O termo ‘Paradoxo de Jevons’ ressalta a necessidade de considerar as diferentes escalas hierárquicas nas quais um sistema sob análise muda sua identidade em resposta a uma inovação. Assim, uma análise das implicações do Paradoxo de Jevons deve abandonar o reino do reducionismo e lidar com a complexidade inerente à questão da sustentabilidade: ao estudar a evolução e a mudança real, como podemos definir “o que deve ser sustentado” em um sistema que continuamente se torna outra coisa?
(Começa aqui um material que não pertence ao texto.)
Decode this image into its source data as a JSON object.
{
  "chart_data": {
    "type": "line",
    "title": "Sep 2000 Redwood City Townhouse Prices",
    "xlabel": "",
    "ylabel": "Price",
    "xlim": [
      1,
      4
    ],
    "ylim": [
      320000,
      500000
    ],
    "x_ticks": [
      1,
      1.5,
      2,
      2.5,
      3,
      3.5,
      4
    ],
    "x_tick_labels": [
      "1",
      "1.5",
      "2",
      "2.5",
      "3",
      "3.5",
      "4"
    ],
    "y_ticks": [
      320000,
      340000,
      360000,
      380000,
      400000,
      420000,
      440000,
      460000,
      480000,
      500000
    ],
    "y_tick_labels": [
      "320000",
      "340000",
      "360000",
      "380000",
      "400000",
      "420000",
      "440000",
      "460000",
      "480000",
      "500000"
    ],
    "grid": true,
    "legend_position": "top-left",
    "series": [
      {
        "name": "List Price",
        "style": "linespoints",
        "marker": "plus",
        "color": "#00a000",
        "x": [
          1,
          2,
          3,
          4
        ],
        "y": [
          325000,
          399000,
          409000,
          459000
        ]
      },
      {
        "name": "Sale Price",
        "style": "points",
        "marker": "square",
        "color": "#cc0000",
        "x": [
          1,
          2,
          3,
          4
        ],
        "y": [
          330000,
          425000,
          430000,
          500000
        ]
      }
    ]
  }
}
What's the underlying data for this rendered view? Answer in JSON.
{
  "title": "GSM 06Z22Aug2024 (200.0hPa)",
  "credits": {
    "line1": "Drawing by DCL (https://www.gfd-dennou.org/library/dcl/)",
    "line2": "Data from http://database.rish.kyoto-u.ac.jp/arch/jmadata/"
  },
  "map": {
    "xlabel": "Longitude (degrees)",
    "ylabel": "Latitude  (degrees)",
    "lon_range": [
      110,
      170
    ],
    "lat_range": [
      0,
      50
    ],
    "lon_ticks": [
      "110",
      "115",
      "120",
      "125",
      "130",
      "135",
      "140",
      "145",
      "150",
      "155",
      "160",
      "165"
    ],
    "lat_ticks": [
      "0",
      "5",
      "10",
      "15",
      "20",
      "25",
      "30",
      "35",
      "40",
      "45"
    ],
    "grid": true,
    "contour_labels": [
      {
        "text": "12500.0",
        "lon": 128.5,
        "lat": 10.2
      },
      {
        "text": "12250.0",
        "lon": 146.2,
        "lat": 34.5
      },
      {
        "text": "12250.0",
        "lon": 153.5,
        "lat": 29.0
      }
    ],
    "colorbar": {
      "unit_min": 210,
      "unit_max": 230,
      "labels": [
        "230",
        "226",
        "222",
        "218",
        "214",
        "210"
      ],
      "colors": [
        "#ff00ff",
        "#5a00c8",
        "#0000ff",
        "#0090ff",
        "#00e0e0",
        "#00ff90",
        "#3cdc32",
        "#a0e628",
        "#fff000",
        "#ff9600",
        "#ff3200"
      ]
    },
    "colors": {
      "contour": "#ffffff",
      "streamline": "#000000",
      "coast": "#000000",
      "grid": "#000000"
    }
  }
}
Em uma tentativa de abordar esta questão, este artigo apresenta três conceitos teóricos estranhos à análise científica convencional: (i) sistemas adaptativos complexos—para abordar as características peculiares de sistemas de aprendizado e auto-produção; (ii) holons e holarquia—para explicar as implicações da ambiguidade encontrada ao observar a relação entre elementos funcionais e estruturais em diferentes escalas (estado estacionário versus evolução); e (iii) ciclo adaptativo de Holling—para ilustrar a existência de diferentes fases na trajetória evolutiva de um sistema adaptativo complexo interagindo com seu contexto em que restrições externas ou internas podem se tornar limitantes. Esses conceitos são usados para explicar os drivers sistêmicos do Paradoxo de Jevons. Ao olhar para as bases termodinâmicas da sociedade, a sustentabilidade é baseada em um equilíbrio dinâmico de dois princípios contrastantes que regulam a evolução de sistemas adaptativos complexos: a produção mínima de entropia e o fluxo máximo de energia. A coexistência desses dois princípios explica por que, em diferentes situações, a inovação deve desempenhar um papel diferente no ‘desenvolvimento sustentável’ da sociedade: (i) quando a sociedade não está sujeita a restrições biofísicas externas, melhorias na eficiência servem para aumentar o consumo final da sociedade e expandir sua diversidade de funções e estruturas; (ii) quando a expansão da sociedade é limitada por restrições externas, melhorias na eficiência devem ser utilizadas para evitar ao máximo a perda da diversidade existente. Conclui-se que a sustentabilidade não pode ser alcançada apenas por inovações tecnológicas, mas requer um processo contínuo de ajuste institucional e comportamental.
Giampietro et al. (Quarta-feira,) estudaram essa questão.